Stephan Lichtsteiner ist wie Valon Behrami ein Mentalitätsmonster. Auf und neben dem Platz. Unerbittlich, kompromisslos, zielstrebig. Früher agierte er manchmal zu wild und zu forsch, daran hat er gearbeitet, ohne von seiner Aggressivität zu verlieren.

Und nun steht er am Sonntag im WM-Startspiel vor einer seiner grössten Herausforderungen. Sein direkter Gegenspieler wird Neymar sein, mit einer Ablösesumme von fast 250 Millionen Franken teuerster Fussballer der Geschichte. Der brasilianische Superstar von Paris Saint-Germain kehrte vor bald zwei Wochen nach über dreimonatiger Verletzungspause beeindruckend brillant zurück.

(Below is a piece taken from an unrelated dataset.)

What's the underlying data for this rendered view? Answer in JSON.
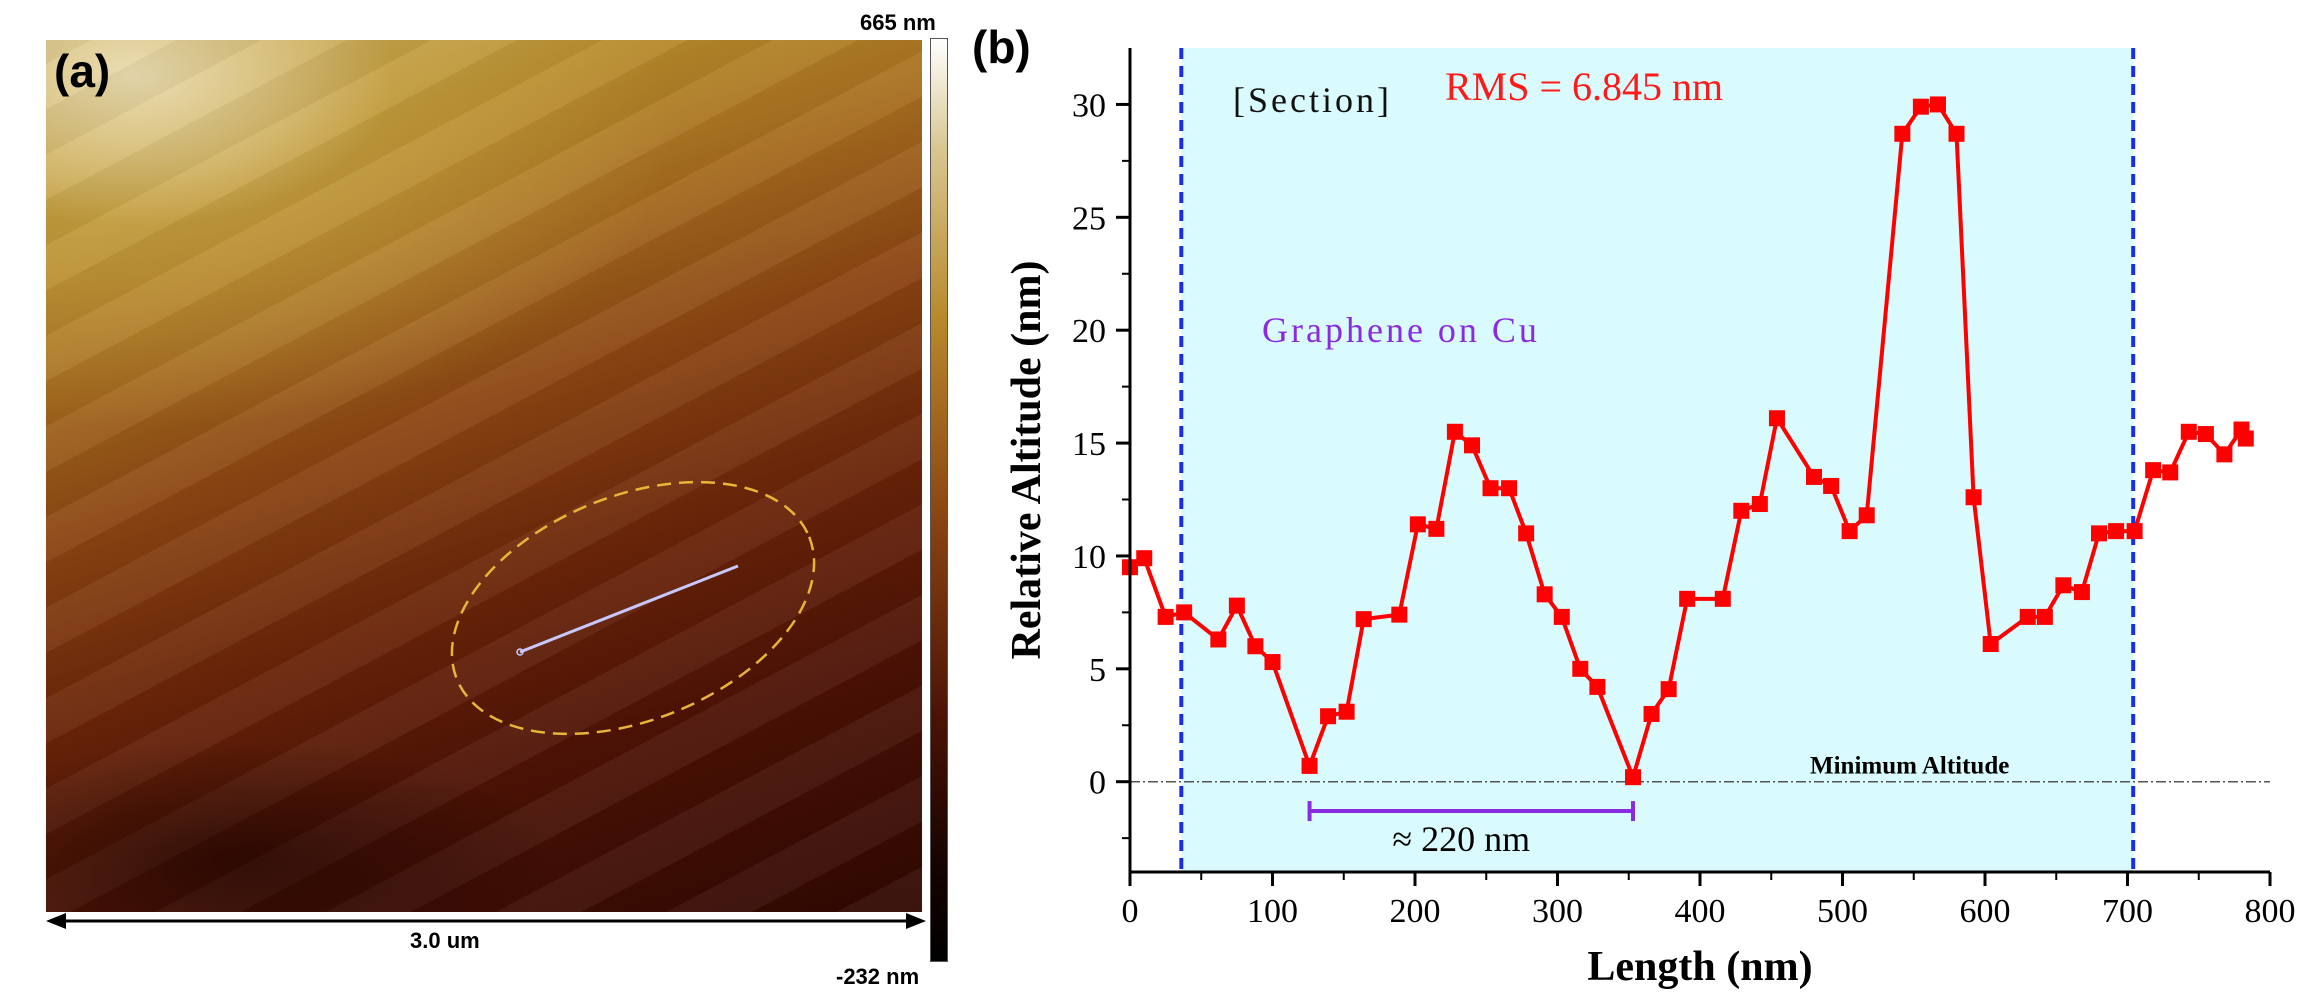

Neymar schoss in den Testspielen gegen Kroatien und Österreich zwei wunderschöne Treffer. Er ist Brasiliens Hoffnungsträger, die südamerikanische Auswahl ist WM-Topfavorit. «Für solche Partien trainieren wir», sagt Lichtsteiner. «Wir haben gegen Brasilien nichts zu verlieren.»

Das Lob des Trainers

Es wäre angesichts des fortgeschrittenen Alters von Lichtsteiner logisch, würde er nach der WM aus dem Nationalteam zurücktreten. Doch das ist alles andere als sicher. Er will weitermachen, immer weiter. Und wieso sollte er als Arsenal-Professional nicht mehr Nationalspieler sein?

Man darf gespannt sein, wie er sich entscheiden wird. Das hängt gewiss auch vom Abschneiden an der Weltmeisterschaft ab. Sein Vorgesetzter ist jedenfalls froh, eine derart ausgeprägte Führungskraft wie Lichtsteiner im Kader zu haben. «Seine Einstellung ist grossartig, seine Klasse unbestritten», sagt Nationaltrainer Vladimir Petkovic. «Und es ist gut, spricht Stephan Lichtsteiner auch unangenehme Themen an.»

Interessanterweise besitzt die Schweiz auf keiner anderen Feldspielerposition eine so hohe Leistungsdichte wie auf jener von Lichtsteiner. Der Kampf um seine Nachfolge als Rechtsverteidiger ist sinnbildlich für die nationale Auswahl. Mit Michael Lang und Silvan Widmer stehen zwei starke Akteure mit reinen Schweizer Wurzeln zur Verfügung. Und mit Kevin Mbabu sowie Florent Hadergjonaj auch zwei Aufsteiger mit Migrationshintergrund.